72. The rAAV of claim 71, wherein the rAAV is a self-complementary AAV (scAAV).

73. The rAAV of claim 71 or 72, wherein the at least one AAV capsid protein is an AAV2, AAV3, AAV4, AAV5, AAV6, AAV7, AAV8, or AAV9 capsid protein, or variant thereof.

74. The rAAV of any one of claims 71-73, wherein the at least one AAV capsid protein is an AAV9 capsid protein.

75. A method for preventing or treating Spinal Muscular Atrophy (SMA) in a subject, the method comprising administering the rAAV vector of any one of claims 54-64 or the rAAV of any one of claims 71-74 to the subject.

76. The method of claim 75, wherein the subject is a mammal.

77. The method of claim 75 or 76, wherein the subject is a human.

78. The method of any one of claims 75-77, wherein the subject has one or more mutations in the SMN1 gene.

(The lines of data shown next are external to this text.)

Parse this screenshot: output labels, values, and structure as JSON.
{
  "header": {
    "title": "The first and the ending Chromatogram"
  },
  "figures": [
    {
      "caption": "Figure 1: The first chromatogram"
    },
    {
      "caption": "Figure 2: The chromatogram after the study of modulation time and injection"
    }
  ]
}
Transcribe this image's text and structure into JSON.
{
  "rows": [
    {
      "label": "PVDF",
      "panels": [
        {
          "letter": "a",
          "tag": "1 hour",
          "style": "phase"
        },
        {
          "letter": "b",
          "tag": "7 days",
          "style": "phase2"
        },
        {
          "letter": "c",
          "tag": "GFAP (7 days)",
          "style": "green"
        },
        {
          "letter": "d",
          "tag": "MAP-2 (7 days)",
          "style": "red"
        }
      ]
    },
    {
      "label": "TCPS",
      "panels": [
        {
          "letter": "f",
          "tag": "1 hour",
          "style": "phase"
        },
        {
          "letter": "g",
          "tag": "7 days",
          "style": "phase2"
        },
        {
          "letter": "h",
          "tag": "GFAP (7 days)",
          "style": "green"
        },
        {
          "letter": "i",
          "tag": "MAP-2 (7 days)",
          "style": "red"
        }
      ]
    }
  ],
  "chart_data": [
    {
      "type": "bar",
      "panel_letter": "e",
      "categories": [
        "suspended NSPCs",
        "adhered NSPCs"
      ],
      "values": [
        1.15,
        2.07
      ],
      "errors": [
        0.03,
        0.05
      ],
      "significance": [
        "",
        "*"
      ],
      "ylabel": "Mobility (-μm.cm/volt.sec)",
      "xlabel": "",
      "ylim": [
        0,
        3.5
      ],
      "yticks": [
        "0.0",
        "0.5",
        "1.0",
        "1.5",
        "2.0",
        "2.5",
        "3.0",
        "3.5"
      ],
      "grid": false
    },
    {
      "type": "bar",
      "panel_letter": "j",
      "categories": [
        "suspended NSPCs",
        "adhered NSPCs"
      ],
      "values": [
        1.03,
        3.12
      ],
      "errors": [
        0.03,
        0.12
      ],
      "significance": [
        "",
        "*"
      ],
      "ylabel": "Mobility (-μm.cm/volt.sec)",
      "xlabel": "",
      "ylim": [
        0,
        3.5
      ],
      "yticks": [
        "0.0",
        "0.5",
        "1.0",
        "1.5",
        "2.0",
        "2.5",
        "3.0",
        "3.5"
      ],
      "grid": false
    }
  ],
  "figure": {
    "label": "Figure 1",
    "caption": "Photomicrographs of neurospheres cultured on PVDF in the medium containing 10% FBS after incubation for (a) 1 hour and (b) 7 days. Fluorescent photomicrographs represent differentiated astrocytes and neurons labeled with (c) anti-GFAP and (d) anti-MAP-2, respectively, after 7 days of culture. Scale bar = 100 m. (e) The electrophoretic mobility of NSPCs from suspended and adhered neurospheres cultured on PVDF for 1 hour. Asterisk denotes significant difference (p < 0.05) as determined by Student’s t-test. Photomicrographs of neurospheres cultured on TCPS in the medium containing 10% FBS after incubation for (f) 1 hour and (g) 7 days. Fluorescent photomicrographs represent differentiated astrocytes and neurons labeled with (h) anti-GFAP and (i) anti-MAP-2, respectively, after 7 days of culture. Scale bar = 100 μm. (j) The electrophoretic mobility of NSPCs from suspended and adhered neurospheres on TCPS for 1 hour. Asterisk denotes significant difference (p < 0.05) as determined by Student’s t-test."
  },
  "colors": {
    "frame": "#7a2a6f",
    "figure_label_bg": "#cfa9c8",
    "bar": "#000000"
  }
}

79. The method of any one of claims 75-78, wherein the administering comprises systemic injection or local injection.

80. The method of claim 79, wherein the systemic injection comprises intravenous injection.

81. The method of any one of claims 75-80, wherein the administering comprises injection to the Central Nervous System (CNS) of the subject.

82. The method of any one of claims 75-81, wherein the administration results in a reduced amount of Dorsal Root Ganglion (DRG) toxicity in the subject relative to administration of a rAAV comprising a constitutive promoter operably linked to a wild-type SMN1 coding sequence to the subject.

83. The method of any one of claims 75-82, wherein the administration results in reduced hepatotoxicity in the subject relative to administration of an AAV vector comprising a constitutive promoter operably linked to a nucleic acid encoding human SMN 1.

84. The method of any one of claims 75-83, wherein the administration results in a reduction in complications associated with SMA.

85. The method of any one of claims 74-83, wherein the administration results in an increase in survival of the subject relative to administration to the subject of an AAV vector comprising a constitutive promoter operably linked to a nucleic acid encoding human SMN 1.

86. The method of claim 84, wherein the complication of SMA comprises a lung infection, spinal deformity (e.g., scoliosis, hip subluxation/dislocation), joint contracture, or respiratory failure.